许子东的书生之见

旅日作家苏枕书介绍过日本学者乐意于普及化的通俗写作。她指出,因为学院和大众的阅读并非割裂,学院里的研究成果应该拿出来给更多人检验,通过更容易理解的方式让他人接受到信息。除了将专业通俗化、普及化外,现如今不少学者还热衷于“跨界”,比如因在百家讲坛上开讲历史而火爆的易中天,本职工作是研究美学,而《锵锵三人行》嘉宾许子东,本职工作是研究现代文学。但在学术研究之外,他的“越界言论”也已经结集出版,这本《书生之见:子东时间》是许子东在搜狐文化版的专栏结集,算得上是《越界言论》的延续,可惜因为许子东任教的岭南大学有人反对,这个节目已经停办了。
 

《书生之见:子东时间》

 

许子东自己认为,大众媒体和专业研究并不天然对立,有时也可以良性互动,学者在论文之外再写文化评论,也是一种自我调节和平衡。既是忧国忧民与“自己的园地”的平衡,也是为国家和为学术的平衡。当然,写给大众的通俗写作,自然不可能太过深入,自身“跨界”后,所谈也大多是常识性的内容。书谈不上深刻、犀利,但读起来自然有些收获。


 

许子东

 

虽然是“常识”,这本书里许多内容还是很有趣的。有一部分属于“专业内容”,比如许子东曾预言莫言会得诺贝尔奖,原因在于莫言占了“六个幸运符号”:写中国乡土,写中国革命,用现代派手法,和中国文学传统有关系,和政府有点不同意见,有好的西方文学翻译。莫言在创作章回体的《生死疲劳》和批评一孩政策的《蛙》后,就满足了全部六条,所以许子东敢预言莫言得奖。当然许子东也承认,得诺奖其实并不会改变业内人士对莫言的评价,但在一般读者和外国人看来,莫言现在肯定是中国文学的代表了。

另有一篇文章谈杨绛和钱锺书。杨绛说过一句话:我们读书总是从一本书的最高境界来欣赏和品评,使用绳子总是从最脆弱的一段来断定绳子的质量,所以坐冷板凳的书呆子我们就把他当书读吧,政治家、企业家也许要把人当做绳子使用,钱锺书待胡乔木同志就是把他当书读。
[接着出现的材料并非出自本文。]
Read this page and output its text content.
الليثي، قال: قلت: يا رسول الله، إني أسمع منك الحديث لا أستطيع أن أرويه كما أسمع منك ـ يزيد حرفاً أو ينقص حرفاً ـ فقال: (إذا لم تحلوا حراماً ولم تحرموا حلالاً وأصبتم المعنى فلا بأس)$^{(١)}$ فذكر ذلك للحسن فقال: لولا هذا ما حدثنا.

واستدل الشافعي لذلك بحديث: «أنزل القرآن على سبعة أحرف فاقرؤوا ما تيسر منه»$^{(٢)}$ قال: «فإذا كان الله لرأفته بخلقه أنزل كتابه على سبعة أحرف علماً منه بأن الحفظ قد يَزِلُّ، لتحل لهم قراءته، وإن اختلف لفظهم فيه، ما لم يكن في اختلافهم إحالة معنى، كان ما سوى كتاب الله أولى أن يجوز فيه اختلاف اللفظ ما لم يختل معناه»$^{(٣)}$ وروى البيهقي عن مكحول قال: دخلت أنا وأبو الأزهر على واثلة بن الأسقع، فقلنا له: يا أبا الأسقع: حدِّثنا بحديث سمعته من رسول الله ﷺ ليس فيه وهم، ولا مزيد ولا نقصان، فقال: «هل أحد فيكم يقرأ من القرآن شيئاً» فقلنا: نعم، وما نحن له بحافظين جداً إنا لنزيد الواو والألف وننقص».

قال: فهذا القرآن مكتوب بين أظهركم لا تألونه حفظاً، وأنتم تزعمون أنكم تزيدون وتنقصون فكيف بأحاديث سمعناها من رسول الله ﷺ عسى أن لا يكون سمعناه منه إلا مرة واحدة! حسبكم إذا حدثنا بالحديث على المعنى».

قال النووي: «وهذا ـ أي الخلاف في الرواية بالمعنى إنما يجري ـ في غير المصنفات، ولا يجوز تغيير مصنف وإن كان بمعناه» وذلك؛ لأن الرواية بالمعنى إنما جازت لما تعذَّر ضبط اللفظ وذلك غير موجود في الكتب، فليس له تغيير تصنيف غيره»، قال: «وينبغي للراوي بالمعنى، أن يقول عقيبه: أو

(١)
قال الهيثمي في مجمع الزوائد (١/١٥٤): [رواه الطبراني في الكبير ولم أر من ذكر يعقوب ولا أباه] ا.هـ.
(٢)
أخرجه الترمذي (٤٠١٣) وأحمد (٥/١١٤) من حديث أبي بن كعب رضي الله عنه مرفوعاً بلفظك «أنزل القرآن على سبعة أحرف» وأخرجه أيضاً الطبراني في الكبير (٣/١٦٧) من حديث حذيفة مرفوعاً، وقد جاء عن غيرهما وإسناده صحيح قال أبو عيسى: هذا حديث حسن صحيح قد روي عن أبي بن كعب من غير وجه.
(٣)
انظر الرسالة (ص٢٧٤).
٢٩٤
这就是说,知识分子是用最大的善意来欣赏领导、领袖的美德,领导、领袖却可能要用最大的怀疑来考验知识分子是否可靠。这是很有意思的比喻。

书里另外一部分内容则是“专业外”的普及常识,比如有一篇文章谈到左派和右派,和我以前理解的左派激进,右派保守不同,许子东的解释是左派重视结果平等,右派重视机会平等。虽然看似左派会帮助穷人,右派帮助富人,但实际上情况会非常复杂,以至于又出现了“新左派”这样的词。

另有一篇从《百鸟朝凤》谈到匠人精神,许子东举了三种选择,一种是很符合工匠精神的一定要把活做到最好,另一种是忘掉100分,50分能赚钱就做50分。还有第三种,虽然50分能赚钱,但心里还是对50分愧疚,有机会还想做100分。虽然我们都在弘扬第一种工匠精神,但其实第三种情况同样应该重视,大师工匠们也感慨说,做技术是要坐冷板凳的,但坐冷板凳不怎么能赚钱啊。